A concrete example of involution in group theory

Question

I am reading the textbook "Introduction to Modern Algebra, Joyce 2017" and in the Cyclic groups and subgroups section, there is a following sentence about involution.

An involution $a$ is an element of a group which is its own inverse, $a^{-1} = a$. Clearly, the order of an involution $a$ is $2$ unless $a = 1$, in which case the order of $a$ is $1$.

I was trying to come up with a concrete example, but I am having difficulties. Maybe when $a = \frac{1}{2}, \frac{1}{2}^2 = 1$? I also searched the wikipedia page for a concrete example, but wasn't able to find anything.

Can someone provide an example with numbers for me please? I want to understand why the author writes "clearly" that the order of an involution $a$ is $2$. Thank you

Answer 1

Example: in the cyclic group $\mathbb{Z}_{12}$, $6$ is an involution since $6+6=0$ in $\mathbb{Z}_{12}$. More generally, in $\mathbb{Z}_{2n}$, the element $n$ is an involution.

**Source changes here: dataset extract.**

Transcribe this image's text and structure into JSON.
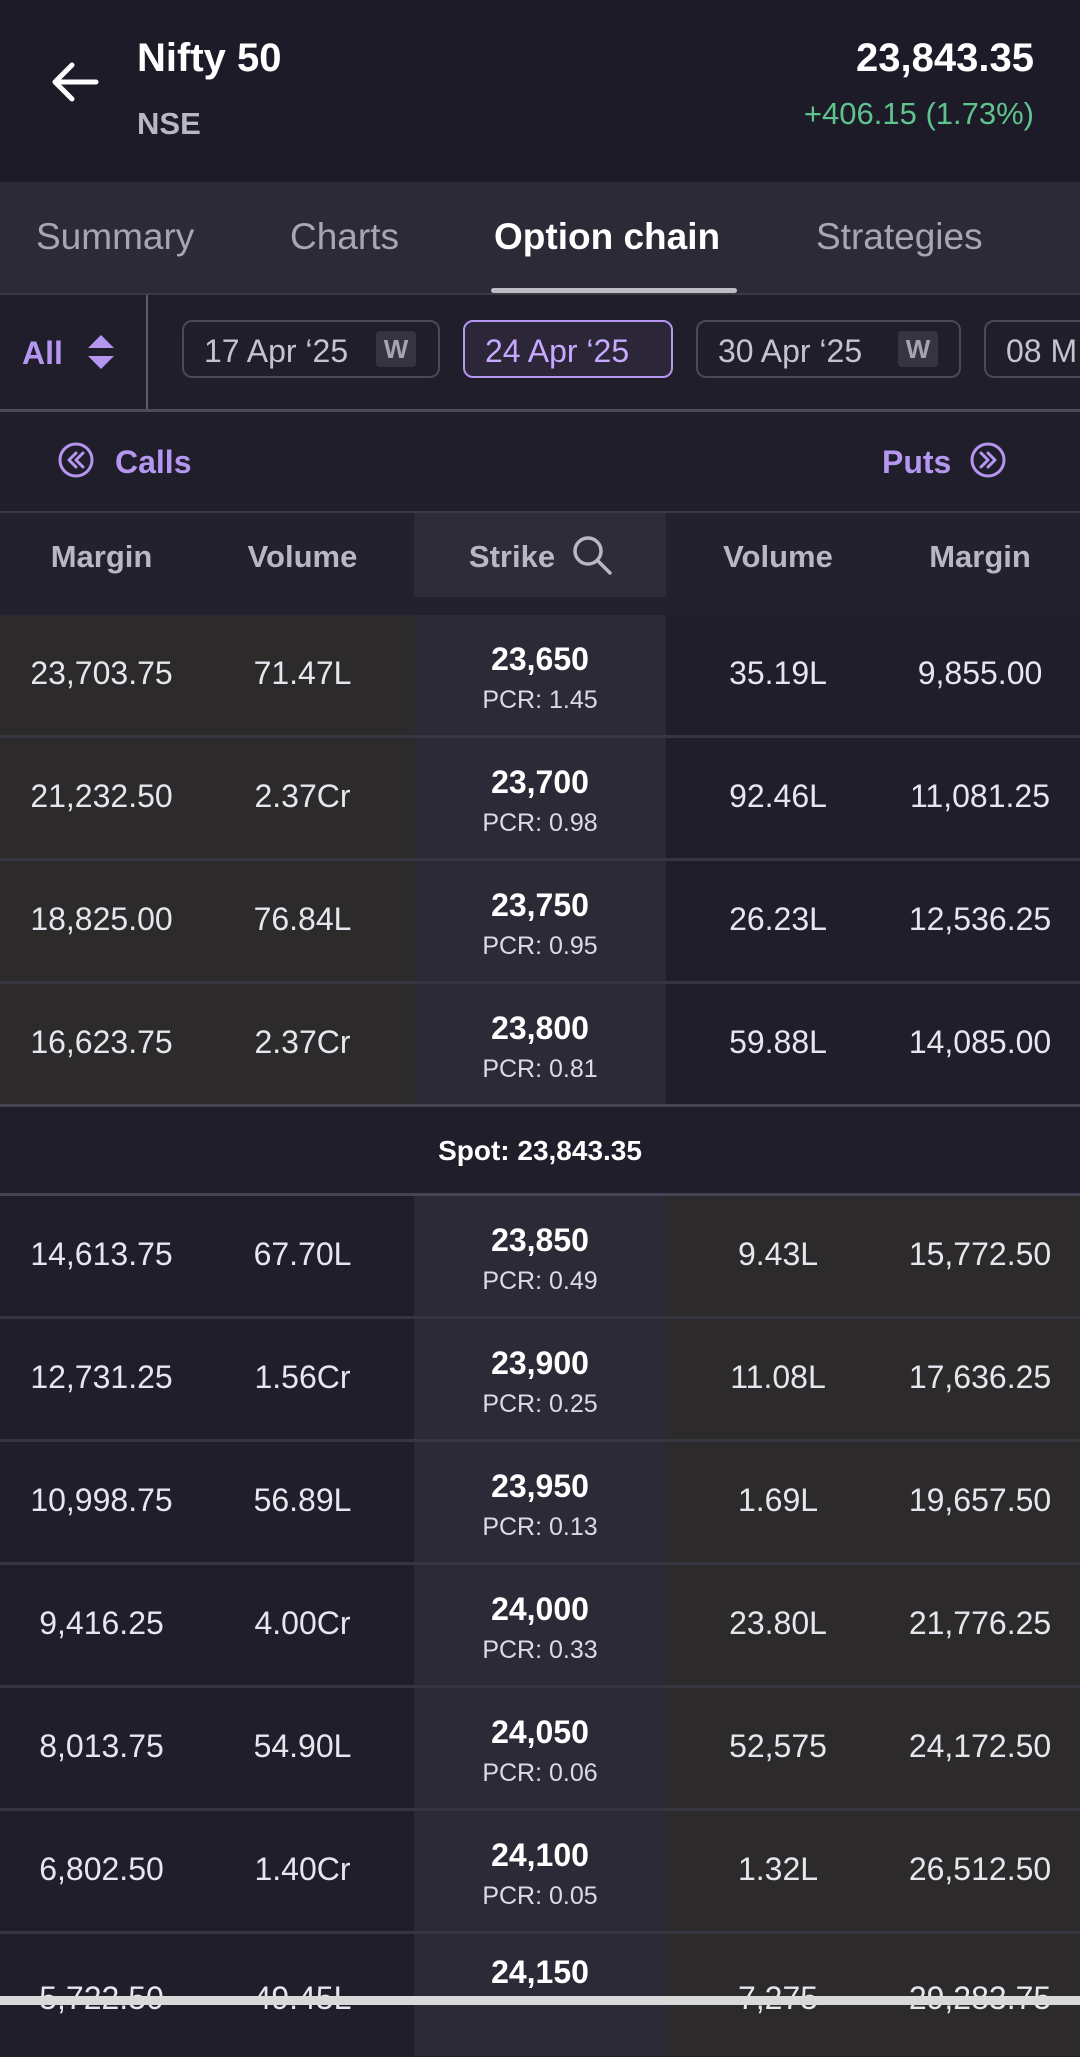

Notice that the requirement $a=a^{-1}$ is equivalent to $aa=1$ (just multiply both sides by $a$). Therefore an involution must satisfy $a^2=1$. So the only way it does not have order $2$ is if it has order smaller than $2$, i.e., $a=1$.

Answer 2

An involution in a group is any non-trivial element of order two (not a subset of them, as the phrase you mention suggests, and also the identity is explicitly omitted). That is, $a$ is an involution if and only if $a\neq1$ and $a^2=1$: $$ \begin{align*} a&=a^{-1}\\ \Leftrightarrow a\cdot a&=a\cdot a^{-1}&\text{(left multiply by $a$)}\\ \Leftrightarrow a^2&=1 \end{align*} $$ For a concrete example of an involution, consider the set $\{0, 1\}$ under addition modulo $2$. Here, the identity is $0$, and $1+1=2=0\pmod2$.

Answer 3

An involution is, in essence, anything that undoes itself. For example, flipping a coin over by one axis, the action of turning a key for certain padlocks, or adding one modulo two.

Answer 4

Take the general linear group $G=GL_n(K)$ and the element $A=-I_n$. It has order $2$ because of $A^2=I_n$ and hence is an involution.